Lack of concentration and short attention span sounds like ADD, which is probably too little dopamine in the frontal lobe and why stimulants help but at least I tend to question why to block the DA receptors at first just to use another drug to increase activity at the very same receptors. Ok, it's more complex and possibly different drugs affect different brain regions differently so good if you get better results this way.
Haldol is really one of the heaviest antipsychotics still used, gave me dyskinesia from just 1mg which required anticholinerges. Imo it's a last resort for non-responders and some/many docs keep it this way. As ibtisam wrote, if you
require an antipsychotic, there are better tolerated alternatives - maybe a partial agonist like aripiprazol, low doses aren't particularly anhedonic and should be better about akathisia and ADD too.
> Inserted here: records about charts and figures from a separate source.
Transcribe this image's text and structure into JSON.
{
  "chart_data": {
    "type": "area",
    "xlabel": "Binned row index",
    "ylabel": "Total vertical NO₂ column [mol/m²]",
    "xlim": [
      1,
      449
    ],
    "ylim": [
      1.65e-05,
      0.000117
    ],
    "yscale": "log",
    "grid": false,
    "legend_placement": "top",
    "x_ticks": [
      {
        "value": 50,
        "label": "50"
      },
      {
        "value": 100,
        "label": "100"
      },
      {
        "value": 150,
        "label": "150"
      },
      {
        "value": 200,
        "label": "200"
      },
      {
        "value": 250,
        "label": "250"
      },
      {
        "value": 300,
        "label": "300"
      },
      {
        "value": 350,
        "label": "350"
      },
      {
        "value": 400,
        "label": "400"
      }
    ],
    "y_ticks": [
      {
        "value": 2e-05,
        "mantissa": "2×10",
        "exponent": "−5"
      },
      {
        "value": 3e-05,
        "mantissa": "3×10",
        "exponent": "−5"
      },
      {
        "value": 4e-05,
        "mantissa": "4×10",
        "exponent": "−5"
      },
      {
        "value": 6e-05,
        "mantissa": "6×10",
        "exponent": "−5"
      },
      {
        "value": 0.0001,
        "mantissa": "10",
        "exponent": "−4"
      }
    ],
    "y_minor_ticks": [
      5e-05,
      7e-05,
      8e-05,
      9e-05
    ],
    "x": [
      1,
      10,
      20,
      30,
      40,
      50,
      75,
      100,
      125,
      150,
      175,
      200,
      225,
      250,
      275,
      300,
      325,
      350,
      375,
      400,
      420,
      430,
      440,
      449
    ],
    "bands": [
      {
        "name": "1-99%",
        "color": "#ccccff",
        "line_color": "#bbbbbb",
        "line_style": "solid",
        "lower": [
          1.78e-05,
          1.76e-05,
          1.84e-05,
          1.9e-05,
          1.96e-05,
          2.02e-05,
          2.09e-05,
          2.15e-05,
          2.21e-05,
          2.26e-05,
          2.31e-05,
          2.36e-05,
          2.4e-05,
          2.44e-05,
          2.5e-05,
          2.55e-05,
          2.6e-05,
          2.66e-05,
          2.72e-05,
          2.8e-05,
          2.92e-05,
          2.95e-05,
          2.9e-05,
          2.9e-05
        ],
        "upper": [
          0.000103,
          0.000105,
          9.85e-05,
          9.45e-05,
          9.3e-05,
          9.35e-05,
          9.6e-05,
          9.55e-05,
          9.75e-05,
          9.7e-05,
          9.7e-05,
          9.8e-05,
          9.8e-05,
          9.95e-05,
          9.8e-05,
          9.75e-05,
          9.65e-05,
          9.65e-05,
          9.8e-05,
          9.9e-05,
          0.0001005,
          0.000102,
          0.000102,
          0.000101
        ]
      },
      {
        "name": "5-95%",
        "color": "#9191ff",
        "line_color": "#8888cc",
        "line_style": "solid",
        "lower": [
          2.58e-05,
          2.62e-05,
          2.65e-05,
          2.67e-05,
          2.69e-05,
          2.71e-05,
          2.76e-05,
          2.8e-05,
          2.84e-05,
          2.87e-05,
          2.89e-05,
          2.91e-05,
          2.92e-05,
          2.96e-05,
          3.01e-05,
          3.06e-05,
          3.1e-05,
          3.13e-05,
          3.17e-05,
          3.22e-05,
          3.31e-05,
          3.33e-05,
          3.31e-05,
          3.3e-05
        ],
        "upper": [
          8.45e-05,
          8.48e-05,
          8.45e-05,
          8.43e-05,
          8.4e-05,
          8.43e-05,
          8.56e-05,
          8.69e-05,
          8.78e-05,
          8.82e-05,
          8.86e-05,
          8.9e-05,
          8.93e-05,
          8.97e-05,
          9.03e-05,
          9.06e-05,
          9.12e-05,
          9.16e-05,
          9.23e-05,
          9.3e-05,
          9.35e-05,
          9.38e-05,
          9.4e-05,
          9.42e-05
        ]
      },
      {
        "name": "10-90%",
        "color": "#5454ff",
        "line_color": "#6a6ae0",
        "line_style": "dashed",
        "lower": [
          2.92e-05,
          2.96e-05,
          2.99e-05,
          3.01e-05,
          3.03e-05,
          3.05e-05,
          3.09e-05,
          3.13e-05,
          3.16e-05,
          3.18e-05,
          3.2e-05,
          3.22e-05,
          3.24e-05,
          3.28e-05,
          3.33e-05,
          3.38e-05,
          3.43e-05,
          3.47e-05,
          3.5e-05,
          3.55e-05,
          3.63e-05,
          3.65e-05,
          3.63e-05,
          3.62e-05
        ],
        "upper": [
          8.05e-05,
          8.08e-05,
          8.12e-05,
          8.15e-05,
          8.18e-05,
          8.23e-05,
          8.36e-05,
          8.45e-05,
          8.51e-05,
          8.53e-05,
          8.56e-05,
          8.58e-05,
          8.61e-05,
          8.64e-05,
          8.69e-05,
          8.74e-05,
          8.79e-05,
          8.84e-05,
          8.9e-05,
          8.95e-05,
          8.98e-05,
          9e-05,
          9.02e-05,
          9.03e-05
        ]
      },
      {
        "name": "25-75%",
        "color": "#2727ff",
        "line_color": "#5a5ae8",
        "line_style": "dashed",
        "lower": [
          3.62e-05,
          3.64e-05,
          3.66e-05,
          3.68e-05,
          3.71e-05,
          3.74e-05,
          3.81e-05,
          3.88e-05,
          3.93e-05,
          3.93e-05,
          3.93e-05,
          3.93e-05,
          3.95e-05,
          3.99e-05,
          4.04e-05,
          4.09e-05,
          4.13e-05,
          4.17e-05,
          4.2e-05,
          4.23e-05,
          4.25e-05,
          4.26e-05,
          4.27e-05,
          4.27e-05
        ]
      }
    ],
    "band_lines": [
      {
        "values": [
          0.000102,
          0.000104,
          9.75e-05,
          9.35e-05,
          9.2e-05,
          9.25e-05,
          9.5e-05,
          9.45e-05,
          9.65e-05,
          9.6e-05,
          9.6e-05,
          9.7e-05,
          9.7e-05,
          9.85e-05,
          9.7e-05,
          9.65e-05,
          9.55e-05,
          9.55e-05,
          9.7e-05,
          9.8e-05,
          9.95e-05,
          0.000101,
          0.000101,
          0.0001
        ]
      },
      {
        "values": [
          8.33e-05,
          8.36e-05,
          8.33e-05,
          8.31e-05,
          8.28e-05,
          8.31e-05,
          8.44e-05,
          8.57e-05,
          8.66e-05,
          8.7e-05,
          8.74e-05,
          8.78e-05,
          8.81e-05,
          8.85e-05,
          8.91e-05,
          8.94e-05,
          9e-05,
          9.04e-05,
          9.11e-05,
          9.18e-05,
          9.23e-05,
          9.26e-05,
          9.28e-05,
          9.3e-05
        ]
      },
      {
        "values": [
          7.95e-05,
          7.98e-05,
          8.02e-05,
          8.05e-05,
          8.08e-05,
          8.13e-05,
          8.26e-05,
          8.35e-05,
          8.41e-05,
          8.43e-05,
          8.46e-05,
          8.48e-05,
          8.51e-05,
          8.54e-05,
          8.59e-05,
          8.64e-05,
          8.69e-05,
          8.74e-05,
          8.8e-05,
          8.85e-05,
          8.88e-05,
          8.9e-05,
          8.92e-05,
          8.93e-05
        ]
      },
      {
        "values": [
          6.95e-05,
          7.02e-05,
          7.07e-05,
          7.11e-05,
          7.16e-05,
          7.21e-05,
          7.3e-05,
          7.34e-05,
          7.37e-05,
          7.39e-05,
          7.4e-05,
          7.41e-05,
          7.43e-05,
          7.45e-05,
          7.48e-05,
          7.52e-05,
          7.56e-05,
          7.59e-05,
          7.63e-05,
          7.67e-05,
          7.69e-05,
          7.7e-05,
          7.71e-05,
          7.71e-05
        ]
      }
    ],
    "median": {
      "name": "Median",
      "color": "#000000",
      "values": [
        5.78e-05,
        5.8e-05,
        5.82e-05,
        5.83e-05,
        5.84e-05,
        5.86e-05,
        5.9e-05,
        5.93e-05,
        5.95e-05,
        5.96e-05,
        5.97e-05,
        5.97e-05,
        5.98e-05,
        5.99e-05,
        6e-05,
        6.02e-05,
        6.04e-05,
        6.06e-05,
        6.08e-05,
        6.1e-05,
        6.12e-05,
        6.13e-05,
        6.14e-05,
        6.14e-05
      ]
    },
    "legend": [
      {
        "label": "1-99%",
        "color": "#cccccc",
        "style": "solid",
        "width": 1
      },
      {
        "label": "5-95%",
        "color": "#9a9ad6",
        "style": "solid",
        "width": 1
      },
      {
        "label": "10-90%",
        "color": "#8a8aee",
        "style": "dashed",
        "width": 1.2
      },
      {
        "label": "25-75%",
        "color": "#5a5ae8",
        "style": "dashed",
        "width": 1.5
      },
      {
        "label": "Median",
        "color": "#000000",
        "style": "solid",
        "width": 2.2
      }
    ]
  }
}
Don't know the exact way why benzos help but guess akathisia will be mediated by a glutamatergic excitatory circuit which GABA counters. There is an increase in glutamate in tardive dyskinesia (described e.g.
here, had a good source about glutamate-dopamine interaction which I need to search) and yeah, dopamine both calms RLS as it increases locomotion. Analog to how DA can cause compulsive behaviour and at the same time improves attention and decision making - the tendency is that too less is horrible, a little is good, some is rewarding but more becomes horrible again.